¡Ahí viene!
«El pasado domingo, apenas a las diez de la mañana, abordé un ómnibus P-1 en una de sus primeras paradas con destino al municipio de Playa. Venía intensamente repleto, y en una de las puertas de salida, entorpeciendo el paso, había varias personas (entre ellas mujeres) con sendas canecas de ron en las manos y con un comportamiento tan desagradable e irrespetuoso que no vale la pena detenerme en los detalles.
«Algunas de las personas que estoicamente (pues no había manera de moverse a otro lado) resistíamos aquella impropia conducta y los avatares que de ella provenían, solo atinábamos a mirarnos y mover la cabeza, como quien no cree que sea real lo que está ocurriendo. Le aseguro, amigo JAPE, que he bajado de la guagua con un tufo a alcohol, cual si hubiera bebido cuatro botellas de chispa».
Así encabeza Floro su más reciente misiva, y no digo más porque sería redundar en un tema que ya todos conocen: la guagua. Desde que el maestro Héctor Zumbado escribió su antológico texto dedicado al «monstruo rodante» (que posteriormente inmortalizara el gran actor Carlos Ruiz de la Tejera), hemos vivido muchas experiencias con el transporte urbano. Todas parecidas, aunque nadie pensó que años después fuera tan vigente este «traguito de limonada» servido por Zumbado en 1981, y que incluso se superaran las expectativas.
No se trata de que haya problemas con el transporte; ya lo sabemos. Ni siquiera de cómo nos transportamos& más bien es de cómo nos comportamos. No existen ética, ni control, ni respeto. Podría empezar por culpar a los conductores que llevan el reguetón a todo lo que dan las bocinas, pero ese mal es minúsculo si lo comparamos con otras acciones que diariamente ocurren y que ya nos parecen normales.
¿Cuántas veces hemos visto subir al ómnibus (sobre todo aquellas rutas que terminan en las playas) a personas con shorts mojados, llenos de arena y de sal? Estos individuos se restriegan en los asientos, y con cuanto ciudadano se les cruza en el intrincado camino hacia la puerta de salida. Entonces podría ocurrir algo desagradable y funesto: ¿Me creería mi esposa que yo estaba trabajando si llego a casa con la ropa húmeda, con olor a mar y lleno de arena? ¡Ni que yo fuera salvavidas!

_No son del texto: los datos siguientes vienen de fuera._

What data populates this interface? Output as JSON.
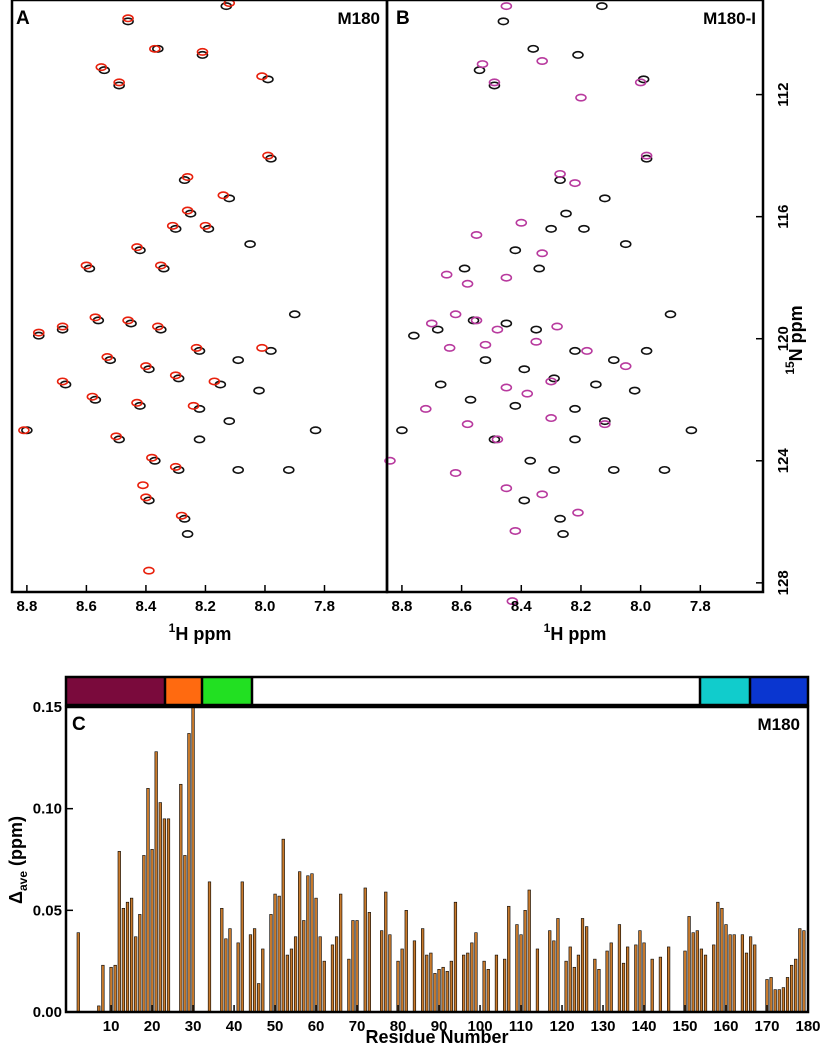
{
  "chart_data": [
    {
      "type": "scatter",
      "panel_label": "A",
      "title": "M180",
      "xlabel": {
        "sup": "1",
        "text": "H ppm"
      },
      "xlim": [
        8.85,
        7.59
      ],
      "xticks": [
        8.8,
        8.6,
        8.4,
        8.2,
        {
          "value": 8,
          "label": "8.0"
        },
        7.8
      ],
      "ylim": [
        128.3,
        108.9
      ],
      "series": [
        {
          "color": "#111111",
          "x": [
            8.46,
            8.36,
            8.21,
            8.13,
            7.99,
            7.98,
            8.54,
            8.49,
            8.27,
            8.12,
            8.25,
            8.3,
            8.19,
            8.42,
            8.34,
            8.05,
            8.59,
            7.9,
            8.68,
            8.76,
            8.56,
            8.45,
            8.35,
            8.22,
            8.09,
            7.98,
            8.52,
            8.39,
            8.29,
            8.15,
            8.02,
            8.67,
            8.57,
            8.42,
            8.22,
            8.12,
            7.83,
            8.8,
            8.49,
            8.22,
            8.37,
            8.29,
            8.09,
            8.39,
            7.92,
            8.27,
            8.26
          ],
          "values": [
            109.6,
            110.5,
            110.7,
            109.1,
            111.5,
            114.1,
            111.2,
            111.7,
            114.8,
            115.4,
            115.9,
            116.4,
            116.4,
            117.1,
            117.7,
            116.9,
            117.7,
            119.2,
            119.7,
            119.9,
            119.4,
            119.5,
            119.7,
            120.4,
            120.7,
            120.4,
            120.7,
            121.0,
            121.3,
            121.5,
            121.7,
            121.5,
            122.0,
            122.2,
            122.3,
            122.7,
            123.0,
            123.0,
            123.3,
            123.3,
            124.0,
            124.3,
            124.3,
            125.3,
            124.3,
            125.9,
            126.4
          ]
        },
        {
          "color": "#e8200c",
          "x": [
            8.46,
            8.37,
            8.49,
            8.55,
            8.26,
            8.14,
            8.26,
            8.31,
            8.2,
            8.43,
            8.35,
            8.6,
            8.68,
            8.76,
            8.57,
            8.46,
            8.36,
            8.23,
            8.01,
            8.53,
            8.4,
            8.3,
            8.17,
            8.68,
            8.58,
            8.43,
            8.24,
            8.5,
            8.38,
            8.3,
            8.4,
            8.28,
            8.39,
            8.81,
            8.41,
            8.01,
            7.99,
            8.12,
            8.21
          ],
          "values": [
            109.5,
            110.5,
            111.6,
            111.1,
            114.7,
            115.3,
            115.8,
            116.3,
            116.3,
            117.0,
            117.6,
            117.6,
            119.6,
            119.8,
            119.3,
            119.4,
            119.6,
            120.3,
            120.3,
            120.6,
            120.9,
            121.2,
            121.4,
            121.4,
            121.9,
            122.1,
            122.2,
            123.2,
            123.9,
            124.2,
            125.2,
            125.8,
            127.6,
            123.0,
            124.8,
            111.4,
            114.0,
            109.0,
            110.6
          ]
        }
      ]
    },
    {
      "type": "scatter",
      "panel_label": "B",
      "title": "M180-I",
      "xlabel": {
        "sup": "1",
        "text": "H ppm"
      },
      "ylabel": {
        "sup": "15",
        "text": "N ppm"
      },
      "xlim": [
        8.85,
        7.59
      ],
      "xticks": [
        8.8,
        8.6,
        8.4,
        8.2,
        {
          "value": 8,
          "label": "8.0"
        },
        7.8
      ],
      "ylim": [
        128.3,
        108.9
      ],
      "yticks": [
        112,
        116,
        120,
        124,
        128
      ],
      "series": [
        {
          "color": "#111111",
          "x": [
            8.46,
            8.36,
            8.21,
            8.13,
            7.99,
            7.98,
            8.54,
            8.49,
            8.27,
            8.12,
            8.25,
            8.3,
            8.19,
            8.42,
            8.34,
            8.05,
            8.59,
            7.9,
            8.68,
            8.76,
            8.56,
            8.45,
            8.35,
            8.22,
            8.09,
            7.98,
            8.52,
            8.39,
            8.29,
            8.15,
            8.02,
            8.67,
            8.57,
            8.42,
            8.22,
            8.12,
            7.83,
            8.8,
            8.49,
            8.22,
            8.37,
            8.29,
            8.09,
            8.39,
            7.92,
            8.27,
            8.26
          ],
          "values": [
            109.6,
            110.5,
            110.7,
            109.1,
            111.5,
            114.1,
            111.2,
            111.7,
            114.8,
            115.4,
            115.9,
            116.4,
            116.4,
            117.1,
            117.7,
            116.9,
            117.7,
            119.2,
            119.7,
            119.9,
            119.4,
            119.5,
            119.7,
            120.4,
            120.7,
            120.4,
            120.7,
            121.0,
            121.3,
            121.5,
            121.7,
            121.5,
            122.0,
            122.2,
            122.3,
            122.7,
            123.0,
            123.0,
            123.3,
            123.3,
            124.0,
            124.3,
            124.3,
            125.3,
            124.3,
            125.9,
            126.4
          ]
        },
        {
          "color": "#b83a9e",
          "x": [
            8.45,
            8.53,
            8.49,
            8.33,
            8.2,
            8.27,
            8.22,
            8.4,
            8.55,
            8.33,
            8.65,
            8.58,
            8.45,
            8.7,
            8.62,
            8.55,
            8.48,
            8.52,
            8.64,
            8.28,
            8.35,
            8.18,
            8.05,
            8.45,
            8.38,
            8.3,
            8.72,
            8.58,
            8.48,
            8.3,
            8.12,
            8.84,
            8.62,
            8.45,
            8.33,
            8.42,
            8.21,
            8.43,
            8.0,
            7.98
          ],
          "values": [
            109.1,
            111.0,
            111.6,
            110.9,
            112.1,
            114.6,
            114.9,
            116.2,
            116.6,
            117.2,
            117.9,
            118.2,
            118.0,
            119.5,
            119.2,
            119.4,
            119.7,
            120.2,
            120.3,
            119.6,
            120.1,
            120.4,
            120.9,
            121.6,
            121.8,
            121.4,
            122.3,
            122.8,
            123.3,
            122.6,
            122.8,
            124.0,
            124.4,
            124.9,
            125.1,
            126.3,
            125.7,
            128.6,
            111.6,
            114.0
          ]
        }
      ]
    },
    {
      "type": "bar",
      "panel_label": "C",
      "title": "M180",
      "xlabel": "Residue Number",
      "ylabel": {
        "text": "Δ",
        "sub": "ave",
        "unit": "(ppm)"
      },
      "color": "#c87a2c",
      "xlim": [
        -1,
        180
      ],
      "xticks": [
        10,
        20,
        30,
        40,
        50,
        60,
        70,
        80,
        90,
        100,
        110,
        120,
        130,
        140,
        150,
        160,
        170,
        180
      ],
      "ylim": [
        0,
        0.15
      ],
      "yticks": [
        {
          "value": 0,
          "label": "0.00"
        },
        {
          "value": 0.05,
          "label": "0.05"
        },
        {
          "value": 0.1,
          "label": "0.10"
        },
        {
          "value": 0.15,
          "label": "0.15"
        }
      ],
      "x": [
        2,
        7,
        8,
        10,
        11,
        12,
        13,
        14,
        15,
        16,
        17,
        18,
        19,
        20,
        21,
        22,
        23,
        24,
        27,
        28,
        29,
        30,
        34,
        37,
        38,
        39,
        41,
        42,
        44,
        45,
        46,
        47,
        49,
        50,
        51,
        52,
        53,
        54,
        55,
        56,
        57,
        58,
        59,
        60,
        61,
        62,
        64,
        65,
        66,
        68,
        69,
        70,
        72,
        73,
        76,
        77,
        78,
        80,
        81,
        82,
        84,
        86,
        87,
        88,
        89,
        90,
        91,
        92,
        93,
        94,
        96,
        97,
        98,
        99,
        101,
        102,
        104,
        106,
        107,
        109,
        110,
        111,
        112,
        114,
        117,
        118,
        119,
        121,
        122,
        123,
        124,
        125,
        126,
        128,
        129,
        131,
        132,
        134,
        135,
        136,
        138,
        139,
        140,
        142,
        144,
        146,
        150,
        151,
        152,
        153,
        154,
        155,
        157,
        158,
        159,
        160,
        161,
        162,
        164,
        165,
        166,
        167,
        170,
        171,
        172,
        173,
        174,
        175,
        176,
        177,
        178,
        179
      ],
      "values": [
        0.039,
        0.003,
        0.023,
        0.022,
        0.023,
        0.079,
        0.051,
        0.054,
        0.056,
        0.037,
        0.048,
        0.077,
        0.11,
        0.08,
        0.128,
        0.103,
        0.095,
        0.095,
        0.112,
        0.077,
        0.137,
        0.15,
        0.064,
        0.051,
        0.036,
        0.041,
        0.034,
        0.064,
        0.038,
        0.041,
        0.014,
        0.031,
        0.048,
        0.058,
        0.057,
        0.085,
        0.028,
        0.031,
        0.037,
        0.069,
        0.045,
        0.067,
        0.068,
        0.056,
        0.037,
        0.025,
        0.033,
        0.037,
        0.058,
        0.026,
        0.045,
        0.045,
        0.061,
        0.049,
        0.04,
        0.059,
        0.038,
        0.025,
        0.031,
        0.05,
        0.035,
        0.041,
        0.028,
        0.029,
        0.019,
        0.021,
        0.022,
        0.02,
        0.025,
        0.054,
        0.028,
        0.029,
        0.034,
        0.039,
        0.025,
        0.021,
        0.028,
        0.026,
        0.052,
        0.043,
        0.038,
        0.05,
        0.06,
        0.031,
        0.04,
        0.035,
        0.046,
        0.025,
        0.032,
        0.022,
        0.028,
        0.046,
        0.042,
        0.026,
        0.021,
        0.03,
        0.034,
        0.043,
        0.024,
        0.032,
        0.033,
        0.04,
        0.034,
        0.026,
        0.027,
        0.032,
        0.03,
        0.047,
        0.039,
        0.04,
        0.031,
        0.028,
        0.033,
        0.054,
        0.051,
        0.043,
        0.038,
        0.038,
        0.038,
        0.029,
        0.037,
        0.033,
        0.016,
        0.017,
        0.011,
        0.011,
        0.012,
        0.017,
        0.023,
        0.026,
        0.041,
        0.04
      ]
    }
  ]
}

También he llegado lleno de moretones a causa de las exageradas jabas, mochilas, ventiladores, catres, sacos de vianda, jaulas de pollo& y otras múltiples cargas que los pasajeros transportan como si se tratara de un camión de Acopio. Primero se escucha la noble voz que implora: ¡Chofe, dame un chance atrás para subir una cosita ahí! Luego, cuando sube «la cosita» y la gente protesta, esa misma voz angelical se trasforma en una ofensa a las masas: «¡El que quiera ir cómodo que vaya en máquina!».
¡No señor! ¿Por qué razón? ¡Quien tiene que viajar en máquina, o en otro transporte, es usted, que viene con una carga excesiva; abusando de la tolerancia, la comprensión y la solidaridad del resto de los pasajeros!
También es usual ver a la gente comer, tomar bebidas (alcohólicas o no) y hasta fumar, a pesar de que hay varios letreros que lo prohíben. Nadie dice nada, porque nadie quiere complicarse la vida y porque «¡A mí no me pagan para eso!», al decir de muchos. Y me pregunto: ¿Existe alguien al que le paguen para eso? ¿Mantener disciplina dentro del ómnibus es solo tarea del conductor? ¿Cuál es el contenido de trabajo de los inspectores cuando los hay que controlan el paso y horario de las diferentes rutas? Todas esas preguntas se disuelven en la avalancha que irrumpe hacia el ómnibus, segundos después de que se escuchó aquella voz de advertencia, de las que nos hablaron Zumbado y Carlos Ruiz, y que aún sigue viva como un llamado al combate: ¡Ahí viene! ¡Ño, como viene!